I am trying to understand if there is any way to do when..then..otherwise in polars and assign to multiple columns. I have a elo dataset with millions of rows where I want to assign the current elo to anything greater than date. In pandas, I would do
elo_df.loc[(id, date:)), ["elo", "true_skill_mu", "true_skill_sigma"]] = elo, true_skill_mu, true_skill_sigma
The code below works but is very slow. I am hoping I can increase the speed by at least 3x by making the filter happen once. Also, if have any suggestion on to how tomake this faster, please let me know.

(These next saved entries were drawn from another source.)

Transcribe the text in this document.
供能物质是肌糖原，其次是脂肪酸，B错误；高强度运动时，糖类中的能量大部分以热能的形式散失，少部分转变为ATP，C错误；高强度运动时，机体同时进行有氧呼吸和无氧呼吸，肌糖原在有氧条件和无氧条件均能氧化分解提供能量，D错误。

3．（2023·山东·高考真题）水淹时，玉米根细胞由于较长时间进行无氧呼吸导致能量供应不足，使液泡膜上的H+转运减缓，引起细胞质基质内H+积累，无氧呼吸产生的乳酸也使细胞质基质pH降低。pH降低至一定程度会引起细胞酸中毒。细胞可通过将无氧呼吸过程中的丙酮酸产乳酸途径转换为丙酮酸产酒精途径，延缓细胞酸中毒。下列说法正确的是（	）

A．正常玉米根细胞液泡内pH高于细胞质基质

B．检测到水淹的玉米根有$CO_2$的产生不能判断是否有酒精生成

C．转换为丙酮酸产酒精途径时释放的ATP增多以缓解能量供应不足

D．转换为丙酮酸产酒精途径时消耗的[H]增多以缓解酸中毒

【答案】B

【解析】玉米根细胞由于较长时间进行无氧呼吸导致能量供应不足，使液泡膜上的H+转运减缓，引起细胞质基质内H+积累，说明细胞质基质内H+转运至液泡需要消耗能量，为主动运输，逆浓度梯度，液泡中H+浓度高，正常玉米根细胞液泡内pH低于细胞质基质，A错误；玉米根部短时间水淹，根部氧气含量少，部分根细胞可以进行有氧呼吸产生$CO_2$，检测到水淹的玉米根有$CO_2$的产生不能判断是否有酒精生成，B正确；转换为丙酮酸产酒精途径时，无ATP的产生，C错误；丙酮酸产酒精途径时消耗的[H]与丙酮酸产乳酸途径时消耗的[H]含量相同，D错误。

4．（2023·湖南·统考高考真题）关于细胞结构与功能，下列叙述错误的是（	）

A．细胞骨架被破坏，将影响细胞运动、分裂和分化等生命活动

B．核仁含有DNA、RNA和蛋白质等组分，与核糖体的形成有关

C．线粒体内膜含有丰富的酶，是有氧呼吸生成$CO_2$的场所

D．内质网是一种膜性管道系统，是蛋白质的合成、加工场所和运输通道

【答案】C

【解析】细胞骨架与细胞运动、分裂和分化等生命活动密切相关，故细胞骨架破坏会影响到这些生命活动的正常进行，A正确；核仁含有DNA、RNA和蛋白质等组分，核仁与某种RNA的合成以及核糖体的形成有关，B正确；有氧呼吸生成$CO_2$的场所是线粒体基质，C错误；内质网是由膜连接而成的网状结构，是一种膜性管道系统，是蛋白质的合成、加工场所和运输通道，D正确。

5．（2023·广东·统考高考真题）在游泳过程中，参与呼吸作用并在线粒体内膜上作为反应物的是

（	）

elo_df = elo_df.with_columns([pl.when((pl.col("id") == col) & (pl.col("date") >= date)).then(pl.lit(new_rating)).otherwise(pl.col("elo")).alias("elo"),
pl.when((pl.col("id") == col) & (pl.col("date") >= date)).then(pl.lit(new_mu)).otherwise(pl.col("true_skill_mu")).alias("true_skill_mu"),
pl.when((pl.col("id") == col) & (pl.col("date") >= date)).then(pl.lit(new_sigma)).otherwise(pl.col("true_skill_sigma")).alias("true_skill_sigma")]
with_columns
context, the three when/then/otherwise expressions will run in parallel (as long as your CPU has at least 3 cores). So from a wall-clock standpoint, you will not gain much by trying to rewrite them as one filter. That said, are you updating large batches of id's at one time? If so, then there is a speed-up for that.